Imam Ibnu Majah – Dalam sunannya bab Kitab Muqodimah – meriwayatkan kisah Ibnu Dailami saat ia mengadukan kegelisahan hatinya mengenai takdir kepada para sahabat hingga mendapatkan jawaban yang sangat menyejukkan.
Ibnu Dailami berkata, “Ada sesuatu yang tidak baik dalam diriku tentang takdir. Aku sangat khawatir hal ini merusak agama dan urusanku. Aku pun datang kepada Ubai bin Kaab radhiyallahu ‘anhu dan bertanya, ‘Wahai Abul Mundzir, sungguh dalam diriku ada bisikan yang kurang baik tentang takdir. Aku mengkhawatirkan agamaku dan urusanku. Nasihati aku tentang hal itu, semoga Allah memberikan manfaat kepadaku dengannya.’

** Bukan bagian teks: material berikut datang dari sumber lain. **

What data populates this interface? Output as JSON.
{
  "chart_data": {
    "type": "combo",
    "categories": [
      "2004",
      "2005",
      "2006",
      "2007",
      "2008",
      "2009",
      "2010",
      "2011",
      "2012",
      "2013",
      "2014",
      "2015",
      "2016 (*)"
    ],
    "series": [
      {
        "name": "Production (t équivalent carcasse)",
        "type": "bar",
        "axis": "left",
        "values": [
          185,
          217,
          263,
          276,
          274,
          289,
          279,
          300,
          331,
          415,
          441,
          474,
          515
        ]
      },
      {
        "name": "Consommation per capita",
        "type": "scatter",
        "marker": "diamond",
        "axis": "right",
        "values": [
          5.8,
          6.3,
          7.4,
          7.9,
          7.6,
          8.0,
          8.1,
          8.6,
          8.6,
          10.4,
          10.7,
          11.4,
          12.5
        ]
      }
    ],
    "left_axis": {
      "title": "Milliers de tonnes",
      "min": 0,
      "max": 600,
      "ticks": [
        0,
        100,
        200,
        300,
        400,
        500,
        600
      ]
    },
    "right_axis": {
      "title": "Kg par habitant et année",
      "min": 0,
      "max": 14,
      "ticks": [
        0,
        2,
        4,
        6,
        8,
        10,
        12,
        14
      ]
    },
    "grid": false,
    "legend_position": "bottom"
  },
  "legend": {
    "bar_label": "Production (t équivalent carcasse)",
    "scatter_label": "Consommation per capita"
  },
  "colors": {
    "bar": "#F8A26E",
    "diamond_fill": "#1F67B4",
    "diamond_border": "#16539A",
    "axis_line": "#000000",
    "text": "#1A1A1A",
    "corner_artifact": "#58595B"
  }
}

Ubai radhiyallahu ‘anhu berkata, ‘Seandainya Allah mengazab penduduk langit dan bumi-Nya, sungguh Dia tidak menzalimi hamba-Nya. Demikian pula, seandainya Allah merahmati mereka, sungguh rahmat-Nya melebihi amalan-amalan mereka. Seandainya engkau memiliki emas sejumlah Gunung Uhud yang engkau infakkan fisabilillah, amalanmu tidak akan diterima hingga engkau beriman kepada takdir. Hingga engkau yakin bahwa apa yang telah ditakdirkan akan menimpamu tidak akan meleset darimu, dan apa yang ditakdirkan tidak menimpamu tidak akan mengenaimu. Sungguh, seandainya engkau mati dalam keadaan tidak beriman kepada qodar, engkau akan masuk ke dalam neraka. Dan jika tidak memberatkanmu, pergilah kepada saudaraku, Abdullah bin Mas’ud dan bertanyalah padanya.’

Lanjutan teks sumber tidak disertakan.